Pretty soon your ex will be hooked and missing you when he is away from you.
Way #4: Go On Dates
Most of my clients has this misperception of me.
They think that I know everything there is to know about getting an ex back and that my word is the word of god.
It’s not and I don’t.
The reason I seem so knowledgeable about exes is that I’ve acquired my knowledge over time and as a result I’ve been able to see what works and what doesn’t work.
One thing I know now that I didn’t know back in the day was how to use dates.
When I first started Ex Boyfriend Recovery I was afraid to recommend to people that they should go out on dates. Instead, I’d say something weak like,
If you feel ok about it, you can go on a date…
I now know how stupid of a statement this was.
You absolutely need to go on dates with someone else.
Even if the thought sickens you or makes you cry you still need to do it.
I am non negotiable about this now.
Because I have seen it be so effective and it also creates a bit of the “fear of loss” emotion that we know is essential for making your ex miss you.
Going on dates closely relates to what I was talking about by creating an “outside looking in” situation.
If your ex witnesses you going on a date with someone else they will start to view you in a new light and it creates an increased sense of urgency.
Way #5: Accidentally Leave Something Behind
My wife and I beat the odds.
We were in one of the most difficult relationships, a long distance one.
Saying it was difficult would be an understatement.
Every month either I would travel to her or she would travel to me.
We’d then proceed to set the world on fire for a few days and then go back into an eternal purgatory of missing each other.
One thing I’ll never forget that she did was “accidentally” leave some of her perfume behind.
She visited me one time and spent a good four days with me before having to fly back home.
While packing up she conveniently forgot to leave a bottle of her perfume behind.

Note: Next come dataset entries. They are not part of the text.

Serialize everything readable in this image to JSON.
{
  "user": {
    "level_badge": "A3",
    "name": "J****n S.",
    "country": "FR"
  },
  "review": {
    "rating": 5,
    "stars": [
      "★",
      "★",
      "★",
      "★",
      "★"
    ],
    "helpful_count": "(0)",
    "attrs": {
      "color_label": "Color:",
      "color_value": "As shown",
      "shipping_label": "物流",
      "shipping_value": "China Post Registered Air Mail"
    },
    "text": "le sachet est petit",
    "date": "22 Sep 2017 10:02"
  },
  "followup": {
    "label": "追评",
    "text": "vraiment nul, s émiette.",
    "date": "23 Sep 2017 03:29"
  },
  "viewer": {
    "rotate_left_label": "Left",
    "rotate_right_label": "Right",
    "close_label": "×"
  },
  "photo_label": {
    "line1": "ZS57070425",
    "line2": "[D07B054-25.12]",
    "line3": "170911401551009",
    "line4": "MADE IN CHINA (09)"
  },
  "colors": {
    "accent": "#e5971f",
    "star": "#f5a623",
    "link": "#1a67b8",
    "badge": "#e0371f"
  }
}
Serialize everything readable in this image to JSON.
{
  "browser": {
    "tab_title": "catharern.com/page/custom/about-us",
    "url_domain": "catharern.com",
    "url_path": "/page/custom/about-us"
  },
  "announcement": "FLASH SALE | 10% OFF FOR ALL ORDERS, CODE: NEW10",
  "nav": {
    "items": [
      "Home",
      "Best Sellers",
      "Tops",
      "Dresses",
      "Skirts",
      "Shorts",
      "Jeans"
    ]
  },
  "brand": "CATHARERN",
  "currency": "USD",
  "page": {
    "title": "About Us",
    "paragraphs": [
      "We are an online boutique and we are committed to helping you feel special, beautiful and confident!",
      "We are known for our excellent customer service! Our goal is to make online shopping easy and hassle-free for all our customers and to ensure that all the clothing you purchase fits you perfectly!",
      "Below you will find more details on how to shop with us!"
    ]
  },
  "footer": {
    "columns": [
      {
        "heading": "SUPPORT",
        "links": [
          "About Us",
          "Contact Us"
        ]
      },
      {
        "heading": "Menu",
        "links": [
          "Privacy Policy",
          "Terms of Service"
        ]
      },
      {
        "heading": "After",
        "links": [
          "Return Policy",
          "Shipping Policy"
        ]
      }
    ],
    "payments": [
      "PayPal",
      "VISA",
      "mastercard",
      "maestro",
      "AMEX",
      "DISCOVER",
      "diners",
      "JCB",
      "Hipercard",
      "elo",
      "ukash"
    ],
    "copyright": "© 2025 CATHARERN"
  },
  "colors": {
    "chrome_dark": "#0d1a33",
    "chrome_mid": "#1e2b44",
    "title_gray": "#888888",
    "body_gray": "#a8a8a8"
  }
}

I say “conveniently” because she later admitted to me that it was by design.
She was hoping that I’d take the perfume, smell it and be reminded of her.
And I was…
Here’s my point.
If you can accidentally leave something of yours behind without it being obvious it will accomplish two things.
It’ll remind your ex of you and it’ll guarantee another date.
It’s kind of evil.
But sometimes evil things work best with exes.